Cross-eyed PhD: Tip 7 Analyzing the Data-Inferential Statistics

posted in: Wealth of learning | 0
“Piled Higher and Deeper” by Jorge Cham,

Automation helps! You possibly saved days of onerous data capture by using my trick with the OMR forms in previous tips!
But – no, you are not obsolete! The real PhD work is in the analysis of data.

When data does not make any sense…we will have to resort to statistics! 


Of course, you do start by making sure that you have the right data – that there is no bias and the data captured is correct and reliable (ref tip 6). However, once you have good data, you have a way to check your hypothesis.


In my research on the purchase intent of the residential solar PV buyer in India, the literature survey indicated different perspectives from different studies. One set of researchers maintained that the buyer intent was a function of buyer income – another maintained that it did not! Who was correct? If we asked most of our industry people, they would subscribe that the buyer income was a key determinant of the purchase intent. Surprisingly, once we ran the inferential statistics we found that there was no statistical linkage between the buyer income and his purchase intent!


Moreover, this got coherently substantiated with the statistical model that we tested.

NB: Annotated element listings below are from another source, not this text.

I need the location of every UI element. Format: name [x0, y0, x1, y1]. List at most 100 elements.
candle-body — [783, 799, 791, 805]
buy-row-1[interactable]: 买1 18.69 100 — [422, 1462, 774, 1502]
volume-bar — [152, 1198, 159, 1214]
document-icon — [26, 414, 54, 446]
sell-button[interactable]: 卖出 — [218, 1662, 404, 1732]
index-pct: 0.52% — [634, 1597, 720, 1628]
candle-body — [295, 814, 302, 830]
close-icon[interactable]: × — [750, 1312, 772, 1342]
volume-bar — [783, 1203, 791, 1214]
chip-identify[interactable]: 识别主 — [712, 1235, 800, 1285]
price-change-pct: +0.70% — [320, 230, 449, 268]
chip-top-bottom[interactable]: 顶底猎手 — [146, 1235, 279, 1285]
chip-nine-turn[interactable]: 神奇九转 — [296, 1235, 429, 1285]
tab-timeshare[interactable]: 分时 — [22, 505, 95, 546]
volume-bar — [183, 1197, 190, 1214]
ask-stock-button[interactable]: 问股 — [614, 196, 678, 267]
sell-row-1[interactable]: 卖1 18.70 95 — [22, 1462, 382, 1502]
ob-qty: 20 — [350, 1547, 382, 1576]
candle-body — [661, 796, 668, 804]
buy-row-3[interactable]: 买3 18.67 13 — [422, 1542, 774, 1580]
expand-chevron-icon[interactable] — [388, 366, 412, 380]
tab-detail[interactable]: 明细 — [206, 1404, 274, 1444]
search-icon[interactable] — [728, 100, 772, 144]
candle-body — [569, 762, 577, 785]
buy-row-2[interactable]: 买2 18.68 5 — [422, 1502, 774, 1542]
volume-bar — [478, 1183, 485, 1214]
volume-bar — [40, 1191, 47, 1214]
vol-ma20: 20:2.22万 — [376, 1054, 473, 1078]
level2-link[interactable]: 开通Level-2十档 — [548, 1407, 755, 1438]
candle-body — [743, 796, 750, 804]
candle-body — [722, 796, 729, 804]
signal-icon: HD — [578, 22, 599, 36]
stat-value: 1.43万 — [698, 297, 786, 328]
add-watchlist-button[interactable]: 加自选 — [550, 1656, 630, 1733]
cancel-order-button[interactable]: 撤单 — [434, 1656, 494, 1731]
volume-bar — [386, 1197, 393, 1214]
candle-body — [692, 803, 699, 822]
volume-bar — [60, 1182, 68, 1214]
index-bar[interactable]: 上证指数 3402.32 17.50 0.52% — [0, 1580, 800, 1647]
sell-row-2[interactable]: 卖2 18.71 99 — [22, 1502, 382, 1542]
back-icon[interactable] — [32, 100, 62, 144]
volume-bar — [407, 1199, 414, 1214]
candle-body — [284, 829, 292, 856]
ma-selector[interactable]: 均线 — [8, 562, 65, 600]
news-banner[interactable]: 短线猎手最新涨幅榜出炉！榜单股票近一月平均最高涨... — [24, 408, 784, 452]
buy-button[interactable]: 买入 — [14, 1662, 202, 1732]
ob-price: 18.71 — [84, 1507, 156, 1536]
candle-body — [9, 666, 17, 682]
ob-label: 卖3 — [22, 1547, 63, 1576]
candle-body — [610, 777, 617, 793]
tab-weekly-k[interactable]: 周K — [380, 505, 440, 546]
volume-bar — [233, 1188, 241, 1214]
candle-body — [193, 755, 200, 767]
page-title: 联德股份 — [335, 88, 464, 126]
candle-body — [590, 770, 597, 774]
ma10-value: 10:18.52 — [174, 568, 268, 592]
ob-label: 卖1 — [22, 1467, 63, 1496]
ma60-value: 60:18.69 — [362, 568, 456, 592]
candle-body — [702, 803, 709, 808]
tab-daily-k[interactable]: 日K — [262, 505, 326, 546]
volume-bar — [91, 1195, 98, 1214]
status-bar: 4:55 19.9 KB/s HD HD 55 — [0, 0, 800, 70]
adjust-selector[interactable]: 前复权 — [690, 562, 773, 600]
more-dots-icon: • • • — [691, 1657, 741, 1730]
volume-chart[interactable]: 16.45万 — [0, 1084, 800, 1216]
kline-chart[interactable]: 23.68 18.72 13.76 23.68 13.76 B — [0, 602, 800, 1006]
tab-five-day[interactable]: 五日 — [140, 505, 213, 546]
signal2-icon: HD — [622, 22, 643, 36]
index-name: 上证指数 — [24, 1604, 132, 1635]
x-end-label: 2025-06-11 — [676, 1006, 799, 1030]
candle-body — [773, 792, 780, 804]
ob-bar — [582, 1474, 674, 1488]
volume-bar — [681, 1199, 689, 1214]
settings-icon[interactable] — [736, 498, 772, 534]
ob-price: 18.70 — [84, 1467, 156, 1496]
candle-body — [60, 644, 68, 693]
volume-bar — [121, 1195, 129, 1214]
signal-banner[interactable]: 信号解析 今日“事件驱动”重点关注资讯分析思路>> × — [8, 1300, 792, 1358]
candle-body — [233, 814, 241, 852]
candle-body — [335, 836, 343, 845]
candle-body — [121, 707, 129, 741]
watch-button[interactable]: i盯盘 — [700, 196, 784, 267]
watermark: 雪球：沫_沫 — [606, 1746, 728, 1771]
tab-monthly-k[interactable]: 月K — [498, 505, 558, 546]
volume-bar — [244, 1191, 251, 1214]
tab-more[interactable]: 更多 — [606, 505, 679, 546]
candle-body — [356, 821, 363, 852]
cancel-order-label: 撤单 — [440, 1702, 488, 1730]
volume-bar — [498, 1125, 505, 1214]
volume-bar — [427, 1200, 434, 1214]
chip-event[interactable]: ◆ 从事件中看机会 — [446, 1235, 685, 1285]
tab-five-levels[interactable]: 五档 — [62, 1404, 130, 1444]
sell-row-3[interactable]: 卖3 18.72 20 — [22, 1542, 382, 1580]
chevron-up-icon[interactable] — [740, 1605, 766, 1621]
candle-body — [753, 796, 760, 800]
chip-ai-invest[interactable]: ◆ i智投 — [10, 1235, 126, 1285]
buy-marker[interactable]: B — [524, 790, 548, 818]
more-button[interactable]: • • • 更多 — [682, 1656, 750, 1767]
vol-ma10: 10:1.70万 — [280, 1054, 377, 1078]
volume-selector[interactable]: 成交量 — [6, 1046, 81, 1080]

Confirmatory factor analysis found that financial self-efficacy was not the key factor driving the purchase intent of the residential rooftop solar buyer!

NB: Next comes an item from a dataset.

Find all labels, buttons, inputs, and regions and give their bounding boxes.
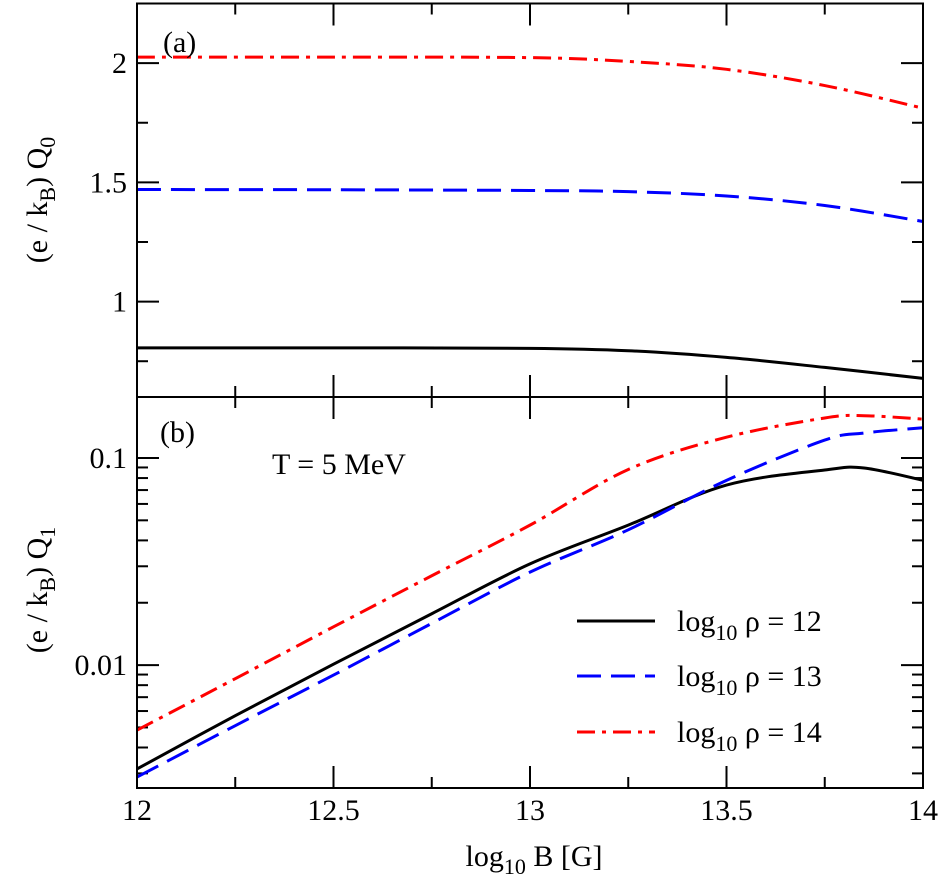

It is important to realize that the real-life results show a distribution of data. Sometimes, we form a perception basis an outlier data, other times it is our gut-feel judgment. However, if we have to make sense of data then we really need to understand the statistical fundamentals. Inferential statistics are used to draw inferences about a population from a given sample. How confident are we that the results are statistically valid? We normally look at 95% or higher confidence levels in our research studies with errors +- 5% or less.


Inferential statistics is is subdivided into parametric or non-parametric tests. Parametric tests are applied if the data is interval or ratio data, your sample is randomly drawn from the population and your sample is from a population that is normally distributed. Social Science uses Likert scales for their tests – to some extent this assumes that the granularity of Likert scale simulates an interval scale; P-P / Q-Q plots or distribution parameters like skewness/Kurtosis are used to verify the normality of the data. ( You may find that Likert scale data does fail Shapiro-Wilkes test in SPSS on many occasions)!

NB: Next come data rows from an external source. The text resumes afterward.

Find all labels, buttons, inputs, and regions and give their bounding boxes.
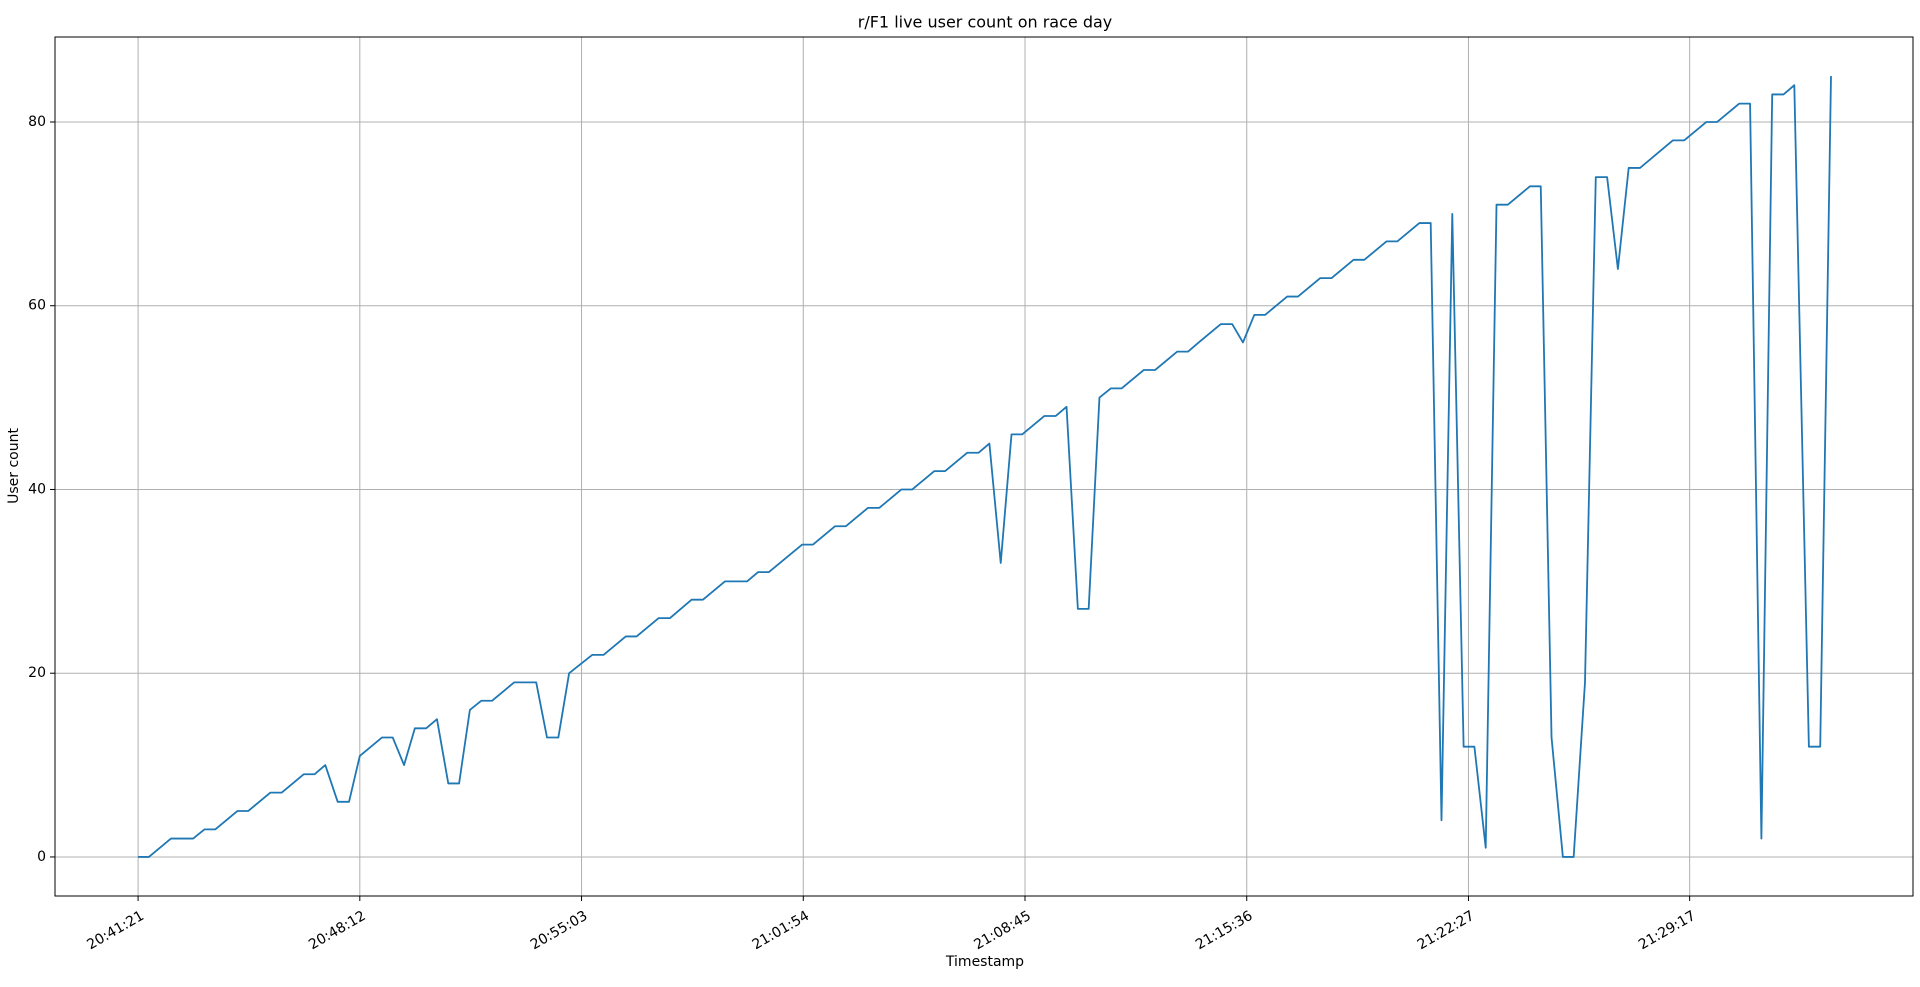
plot-frame — [54, 36, 1914, 897]
x-tick-label: 21:29:17 — [1636, 908, 1698, 953]
chart-title: r/F1 live user count on race day — [858, 13, 1113, 32]
data-line — [138, 76, 1832, 858]
x-tick-label: 21:22:27 — [1415, 908, 1477, 953]
y-tick-label: 60 — [28, 298, 46, 314]
y-tick-label: 0 — [37, 849, 46, 865]
y-tick-label: 80 — [28, 114, 46, 130]
y-tick-label: 40 — [28, 481, 46, 497]
y-axis-label: User count — [6, 428, 22, 504]
x-tick-label: 21:15:36 — [1193, 908, 1256, 953]
x-tick-label: 21:08:45 — [971, 908, 1033, 953]
x-tick-label: 21:01:54 — [750, 908, 813, 953]
x-tick-label: 20:48:12 — [306, 908, 368, 953]
x-axis-label: Timestamp — [945, 954, 1024, 970]
x-tick-label: 20:55:03 — [528, 908, 590, 953]
y-tick-label: 20 — [28, 665, 46, 681]
x-tick-label: 20:41:21 — [84, 908, 146, 953]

Hypothesis testing is one of the main applications of inferential statistics. You start with a hypothesis and test if statistically the sampling data validates it or rejects it. You reject a null hypothesis if significance p<=0.05 otherwise you cannot reject a null hypothesis ( do note that the wording is important – you cannot say ‘accept the null hypothesis’ – the convention among researchers is to say “cannot reject the null hypothesis)!


This is the power of measurement – done properly with appropriate practices and valid, reliable data, it can dispel perceptions and present factual results. As Sir Arthur Conan Doyle says (thru Sherlock Holmes) – after we have eliminated the impossible, whatever remains, however improbable must be the truth!